LinkedIn recently noted that job postings mentioning “storytellers” have doubled over the last year. Around the same time, its 2026 skills analysis for media and communications listed “Brand Storytelling” among the fastest-growing skills in that field. That is interesting not because storytelling is suddenly new, but because organizations are now naming it more directly.  

For a long time, storytelling sat inside other categories. Communication. Marketing. Leadership. Sales. Culture. It was present, but often treated as secondary to the work rather than part of the work itself. What LinkedIn’s data suggests is that more organizations are beginning to see it differently. They are not just looking for people who can inform, explain, or promote. They are looking for people who can create meaning, shape understanding, and help others connect the dots.  

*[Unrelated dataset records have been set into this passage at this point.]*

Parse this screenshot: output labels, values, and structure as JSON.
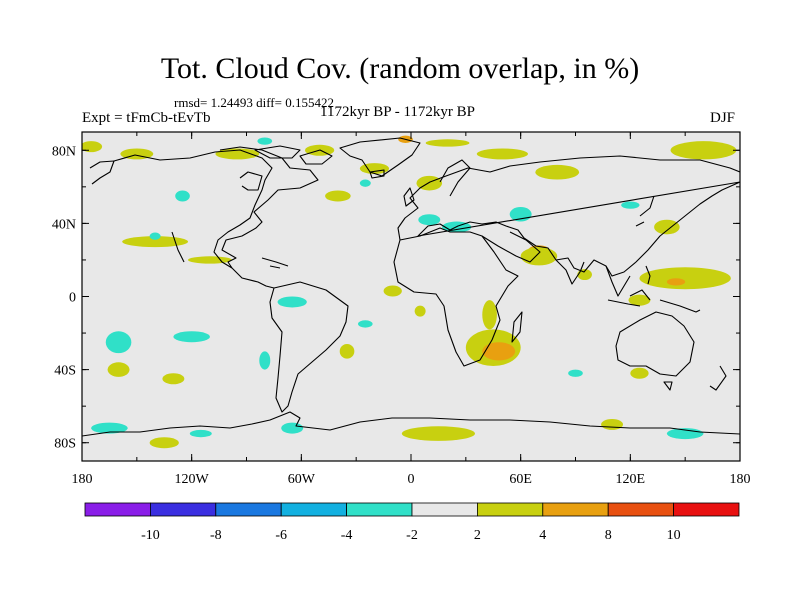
{
  "title": "Tot. Cloud Cov. (random overlap, in %)",
  "stats_text": "rmsd= 1.24493 diff= 0.155422",
  "experiment_text": "Expt = tFmCb-tEvTb",
  "period_text": "1172kyr BP - 1172kyr BP",
  "season": "DJF",
  "axes": {
    "lat_ticks": [
      "80N",
      "40N",
      "0",
      "40S",
      "80S"
    ],
    "lat_values": [
      80,
      40,
      0,
      -40,
      -80
    ],
    "lon_ticks": [
      "180",
      "120W",
      "60W",
      "0",
      "60E",
      "120E",
      "180"
    ],
    "lon_values": [
      -180,
      -120,
      -60,
      0,
      60,
      120,
      180
    ],
    "lon_range": [
      -180,
      180
    ],
    "lat_range": [
      -90,
      90
    ]
  },
  "colorbar": {
    "labels": [
      "-10",
      "-8",
      "-6",
      "-4",
      "-2",
      "2",
      "4",
      "8",
      "10"
    ],
    "colors": [
      "#8a1ee8",
      "#3a2ee0",
      "#1a78e0",
      "#12b0e0",
      "#30e0c8",
      "#e8e8e8",
      "#c8d010",
      "#e8a010",
      "#e85010",
      "#e81010"
    ]
  },
  "background_color": "#e8e8e8",
  "anomaly_regions": [
    {
      "level": 4,
      "color": "#c8d010",
      "lon": -175,
      "lat": 82,
      "rx": 6,
      "ry": 3
    },
    {
      "level": 4,
      "color": "#c8d010",
      "lon": -150,
      "lat": 78,
      "rx": 9,
      "ry": 3
    },
    {
      "level": 4,
      "color": "#c8d010",
      "lon": -95,
      "lat": 78,
      "rx": 12,
      "ry": 3
    },
    {
      "level": 4,
      "color": "#c8d010",
      "lon": -50,
      "lat": 80,
      "rx": 8,
      "ry": 3
    },
    {
      "level": 4,
      "color": "#c8d010",
      "lon": -20,
      "lat": 70,
      "rx": 8,
      "ry": 3
    },
    {
      "level": 4,
      "color": "#c8d010",
      "lon": 20,
      "lat": 84,
      "rx": 12,
      "ry": 2
    },
    {
      "level": 8,
      "color": "#e8a010",
      "lon": -3,
      "lat": 86,
      "rx": 4,
      "ry": 2
    },
    {
      "level": 4,
      "color": "#c8d010",
      "lon": 50,
      "lat": 78,
      "rx": 14,
      "ry": 3
    },
    {
      "level": 4,
      "color": "#c8d010",
      "lon": 10,
      "lat": 62,
      "rx": 7,
      "ry": 4
    },
    {
      "level": 4,
      "color": "#c8d010",
      "lon": 80,
      "lat": 68,
      "rx": 12,
      "ry": 4
    },
    {
      "level": 4,
      "color": "#c8d010",
      "lon": 160,
      "lat": 80,
      "rx": 18,
      "ry": 5
    },
    {
      "level": 4,
      "color": "#c8d010",
      "lon": -40,
      "lat": 55,
      "rx": 7,
      "ry": 3
    },
    {
      "level": 4,
      "color": "#c8d010",
      "lon": 140,
      "lat": 38,
      "rx": 7,
      "ry": 4
    },
    {
      "level": 4,
      "color": "#c8d010",
      "lon": -140,
      "lat": 30,
      "rx": 18,
      "ry": 3
    },
    {
      "level": 4,
      "color": "#c8d010",
      "lon": -110,
      "lat": 20,
      "rx": 12,
      "ry": 2
    },
    {
      "level": 8,
      "color": "#e8a010",
      "lon": 70,
      "lat": 25,
      "rx": 6,
      "ry": 3
    },
    {
      "level": 4,
      "color": "#c8d010",
      "lon": 70,
      "lat": 22,
      "rx": 10,
      "ry": 5
    },
    {
      "level": 4,
      "color": "#c8d010",
      "lon": 95,
      "lat": 12,
      "rx": 4,
      "ry": 3
    },
    {
      "level": 4,
      "color": "#c8d010",
      "lon": 150,
      "lat": 10,
      "rx": 25,
      "ry": 6
    },
    {
      "level": 8,
      "color": "#e8a010",
      "lon": 145,
      "lat": 8,
      "rx": 5,
      "ry": 2
    },
    {
      "level": 4,
      "color": "#c8d010",
      "lon": 125,
      "lat": -2,
      "rx": 6,
      "ry": 3
    },
    {
      "level": 4,
      "color": "#c8d010",
      "lon": -10,
      "lat": 3,
      "rx": 5,
      "ry": 3
    },
    {
      "level": 4,
      "color": "#c8d010",
      "lon": 5,
      "lat": -8,
      "rx": 3,
      "ry": 3
    },
    {
      "level": 4,
      "color": "#c8d010",
      "lon": -35,
      "lat": -30,
      "rx": 4,
      "ry": 4
    },
    {
      "level": 4,
      "color": "#c8d010",
      "lon": 43,
      "lat": -10,
      "rx": 4,
      "ry": 8
    },
    {
      "level": 4,
      "color": "#c8d010",
      "lon": 45,
      "lat": -28,
      "rx": 15,
      "ry": 10
    },
    {
      "level": 8,
      "color": "#e8a010",
      "lon": 48,
      "lat": -30,
      "rx": 9,
      "ry": 5
    },
    {
      "level": 4,
      "color": "#c8d010",
      "lon": -160,
      "lat": -40,
      "rx": 6,
      "ry": 4
    },
    {
      "level": 4,
      "color": "#c8d010",
      "lon": -130,
      "lat": -45,
      "rx": 6,
      "ry": 3
    },
    {
      "level": 4,
      "color": "#c8d010",
      "lon": 125,
      "lat": -42,
      "rx": 5,
      "ry": 3
    },
    {
      "level": 4,
      "color": "#c8d010",
      "lon": 15,
      "lat": -75,
      "rx": 20,
      "ry": 4
    },
    {
      "level": 4,
      "color": "#c8d010",
      "lon": -135,
      "lat": -80,
      "rx": 8,
      "ry": 3
    },
    {
      "level": 4,
      "color": "#c8d010",
      "lon": 110,
      "lat": -70,
      "rx": 6,
      "ry": 3
    },
    {
      "level": -3,
      "color": "#30e0c8",
      "lon": -160,
      "lat": -25,
      "rx": 7,
      "ry": 6
    },
    {
      "level": -3,
      "color": "#30e0c8",
      "lon": -120,
      "lat": -22,
      "rx": 10,
      "ry": 3
    },
    {
      "level": -3,
      "color": "#30e0c8",
      "lon": -65,
      "lat": -3,
      "rx": 8,
      "ry": 3
    },
    {
      "level": -3,
      "color": "#30e0c8",
      "lon": -125,
      "lat": 55,
      "rx": 4,
      "ry": 3
    },
    {
      "level": -3,
      "color": "#30e0c8",
      "lon": -140,
      "lat": 33,
      "rx": 3,
      "ry": 2
    },
    {
      "level": -3,
      "color": "#30e0c8",
      "lon": -80,
      "lat": 85,
      "rx": 4,
      "ry": 2
    },
    {
      "level": -3,
      "color": "#30e0c8",
      "lon": -25,
      "lat": 62,
      "rx": 3,
      "ry": 2
    },
    {
      "level": -3,
      "color": "#30e0c8",
      "lon": 10,
      "lat": 42,
      "rx": 6,
      "ry": 3
    },
    {
      "level": -3,
      "color": "#30e0c8",
      "lon": 25,
      "lat": 38,
      "rx": 8,
      "ry": 3
    },
    {
      "level": -3,
      "color": "#30e0c8",
      "lon": 60,
      "lat": 45,
      "rx": 6,
      "ry": 4
    },
    {
      "level": -3,
      "color": "#30e0c8",
      "lon": 120,
      "lat": 50,
      "rx": 5,
      "ry": 2
    },
    {
      "level": -3,
      "color": "#30e0c8",
      "lon": -25,
      "lat": -15,
      "rx": 4,
      "ry": 2
    },
    {
      "level": -3,
      "color": "#30e0c8",
      "lon": -80,
      "lat": -35,
      "rx": 3,
      "ry": 5
    },
    {
      "level": -3,
      "color": "#30e0c8",
      "lon": -165,
      "lat": -72,
      "rx": 10,
      "ry": 3
    },
    {
      "level": -3,
      "color": "#30e0c8",
      "lon": -115,
      "lat": -75,
      "rx": 6,
      "ry": 2
    },
    {
      "level": -3,
      "color": "#30e0c8",
      "lon": -65,
      "lat": -72,
      "rx": 6,
      "ry": 3
    },
    {
      "level": -3,
      "color": "#30e0c8",
      "lon": 150,
      "lat": -75,
      "rx": 10,
      "ry": 3
    },
    {
      "level": -3,
      "color": "#30e0c8",
      "lon": 90,
      "lat": -42,
      "rx": 4,
      "ry": 2
    }
  ]
}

That matters because storytelling has always done more than decorate an idea. It helps people understand what something is, why it matters, and where they fit inside it. We do that as individuals, as teams, as companies, and as societies. We tell stories about where we have been, what we believe, what we are building, and what we hope comes next.

That is one of the threads running through Acts of Humanity: The Power of Purposeful Events. Human beings do not simply exchange information. We interpret the world through stories. We remember through stories. We gather around stories. And when an event works, it usually does more than deliver content or stage a moment well. It gives people an experience they can carry forward and retell.

That may be part of what is changing in the job market. In a world where information is abundant and content is easier to generate, the ability to shape a clear and credible narrative becomes more valuable, not less. LinkedIn’s own language around brand storytelling points in that direction, describing it as a way to help audiences understand a company’s goals and values and to build trust and credibility.  

Events sit right in the middle of that. They are places where stories are told, but they are also places where stories are formed. What people experience in the room rarely stays in the room. It becomes part of how they describe the organization, the brand, the leadership, or even their own relationship to what happened there.

The event ends. The story continues.

So when storytelling begins to show up more often in hiring language, it does not feel like a passing trend. It feels more like a visible acknowledgment of something older and more foundational. People have always needed stories to make sense of what they are part of. What may be changing now is that more organizations are willing to say so out loud.